Kategori:
Kriz yönetimi, tüm iş ve işletmeler için gerekli olan ve genellikle iki uygulamaya sahip bir terimdir. İlk uygulama, daha kriz olmadan muhtemel kriz senaryolarıve sonuçları üzerine çalışıp, işletmenin tedbir alması ve/veya her türlü kriz senaryosuna karşı hazır olmasıdır. İkinci uygulama ise, gerçek anlamda kriz ortamında işletmenin operasyonlarını durdurmadan, karlılığından minimum kayıp vererek, ve şöhretine zarar vermeyecek şekilde plan geliştirmesi ve uygulamasıdır. Tahmin edeceğiniz üzere kriz yönetiminin iki uygulaması birbiri ile bağlantılıdır.
Kriz yönetimi planlaması sırasında birçok olumsuzlukla karşılaşmak mümkündür. Bu olumsuzlar; teknolojik yetersizlik, finansal yetersizlik, şirkete karşı saldırılar, hava felaketi, şirket veya çalışanlar tarafından yapılan ciddi hatalar, şirket tesisinin zarar görmüş olması, ve bunun gibi şeyler olarak özetlenebilir. Bu tip zorluklarla mücadele etmenin en kolay ve az maliyetli yolu, felaketler başa gelmeden önce onlara önlem almaktan ve muhtemel kriz senaryolarına hazırlıklı olmaktan geçer.
Bu amaçla, akıllı firmalar her türlü riski minimize etmek için kriz yönetim planları geliştirirler. Bu planlar, işletmeye zarar vermesi muhtemel olan her türlü soruna işaret eder ve çözüm sunar. Hatta birçok firma geliştirmiş olduğu kriz yönetim planlarını denemek için simülasyonlar geliştirir yada tatbikat yapar. Böylece, kriz anında planın uygulayıcıları ve plandan etkilenmesi muhtemel olan herkes az da olsa tecrübe sahibi olmuş olur. İşletmenin risk durumuna ve büyüklüğüne göre, ya işletmenin bünyesinde bir kriz departmanı oluşturulur, yada dış kaynak kullanımı vasıtası ile bu hizmet konusunda uzman kişi yada kuruluşlardan satın alınır.
Kriz yönetiminin ikinci yönü ise, şirket içinde anında müdahale gerektiren çok ciddi olumsuz durumların yaşanması ile ortaya çıkar.
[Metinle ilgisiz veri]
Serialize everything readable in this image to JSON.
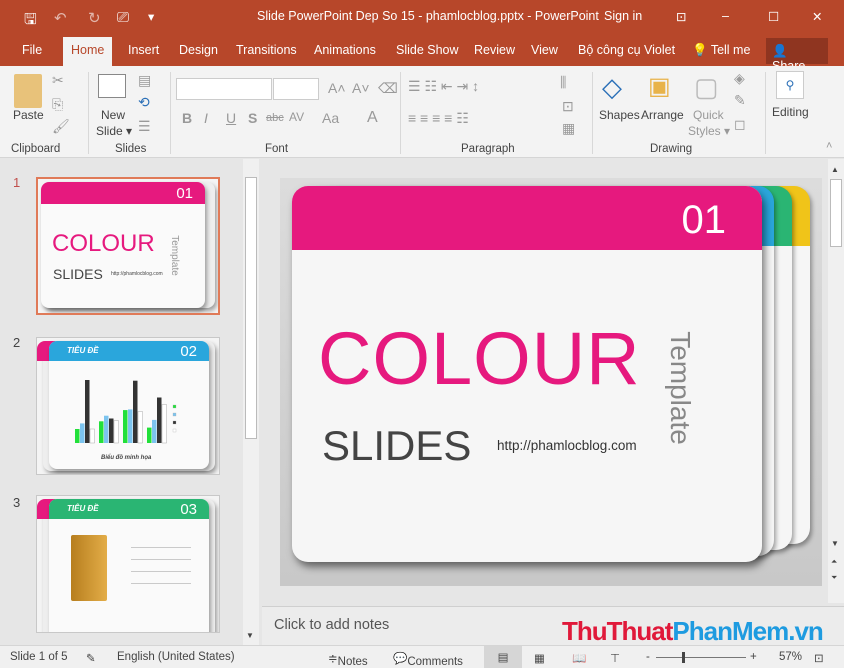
{
  "window": {
    "title": "Slide PowerPoint Dep So 15 - phamlocblog.pptx  -  PowerPoint",
    "sign_in": "Sign in",
    "minimize": "–",
    "maximize": "☐",
    "close": "✕",
    "restore": "⊡"
  },
  "qat": {
    "save": "🖫",
    "undo": "↶",
    "redo": "↻",
    "present": "⎚",
    "more": "▾"
  },
  "tabs": [
    "File",
    "Home",
    "Insert",
    "Design",
    "Transitions",
    "Animations",
    "Slide Show",
    "Review",
    "View",
    "Bộ công cụ Violet",
    "Tell me",
    "Share"
  ],
  "ribbon": {
    "paste": "Paste",
    "new_slide": "New",
    "new_slide2": "Slide ▾",
    "shapes": "Shapes",
    "arrange": "Arrange",
    "quick": "Quick",
    "styles": "Styles ▾",
    "editing": "Editing",
    "groups": [
      "Clipboard",
      "Slides",
      "Font",
      "Paragraph",
      "Drawing"
    ],
    "font_buttons": [
      "B",
      "I",
      "U",
      "S",
      "abc",
      "AV",
      "Aa",
      "A"
    ]
  },
  "thumbnails": [
    {
      "num": "1",
      "big": "COLOUR",
      "small": "SLIDES",
      "url": "http://phamlocblog.com",
      "side": "Template",
      "badge": "01"
    },
    {
      "num": "2",
      "title": "TIÊU ĐỀ",
      "badge": "02",
      "caption": "Biểu đồ minh họa"
    },
    {
      "num": "3",
      "title": "TIÊU ĐỀ",
      "badge": "03"
    }
  ],
  "slide": {
    "badge": "01",
    "title": "COLOUR",
    "subtitle": "SLIDES",
    "url": "http://phamlocblog.com",
    "side": "Template"
  },
  "notes_placeholder": "Click to add notes",
  "watermark": {
    "a": "ThuThuat",
    "b": "PhanMem",
    "c": ".vn"
  },
  "status": {
    "slide": "Slide 1 of 5",
    "language": "English (United States)",
    "notes": "Notes",
    "comments": "Comments",
    "zoom": "57%",
    "zoom_level": 57
  },
  "colors": {
    "accent": "#b7472a",
    "pink": "#e6197e",
    "blue": "#2aa6dc",
    "green": "#2ab573",
    "yellow": "#f0c419"
  },
  "chart_thumb": {
    "series_colors": [
      "#22e03a",
      "#7cc4ef",
      "#333333",
      "#ffffff"
    ],
    "values": [
      [
        20,
        28,
        90,
        20
      ],
      [
        31,
        39,
        35,
        32
      ],
      [
        47,
        48,
        89,
        45
      ],
      [
        22,
        33,
        65,
        55
      ]
    ]
  }
}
Böyle durumlarda daha önceden tasarlanmış ve krizi iyi yönetebilecek bir plan olması umut edilir, örneğin; firmanın üretim tesisindeki büyük bir patlamanın, firmanın halkla ilişkiler tutumuna zarar vermemesi gibi. Diğer taraftan, kriz anında çalışanların yanlış tutumları neticesinde işletmenin müşterilerinin etkilenmemesini sağlamak ise oldukça zor bir durumdur.
Böyle bir durumda işletmenin yapması gereken en önemli şeylerden birisi doğru bilgi akışını sağlamaktır. Çünkü, kriz anında firma çalışanlarının konuşmaları hissedarlara, müşterilere, topluma, ve hatta firmanın diğer çalışanlarına yanlış mesajlar verebilir. Böyle bir durumda olaya hemen müdahale edilmeli ve tüm yanlış anlaşılmalar çoğunlukla halkla ilişkiler departmanı aracılığı ile düzeltilmelidir. Müdahaleler arasında, firmaya zarar verecek mesajlar veren çalışanların derhal işten çıkartılması ve krizden zarar görmüş çalışanların tüm zararının tanzim edilmesi de dahildir.
Dünyada birçok firmanın kriz yönetimini başarılı bir şekilde yapabilmesine karşın, birçok firma da kriz yönetimi konusunda sınıfta kalmakta ve yaralarını uzun sürede ve çok maliyetli bir şekilde sarabilmektedir. İşletmenin sahibi ve üst düzey yöneticileri kriz yönetimi planlamalarını hiçbir ayrıntıyı atlamadan, en kötü senaryoya göre hazırlamalıdırlar. Böylece önceden hazırlanmış bir kriz yönetim planı sayesinde olabilecek en kötü durumlarda bile firmanın en az zararla krizden kurtulmalarını sağlayabilirler.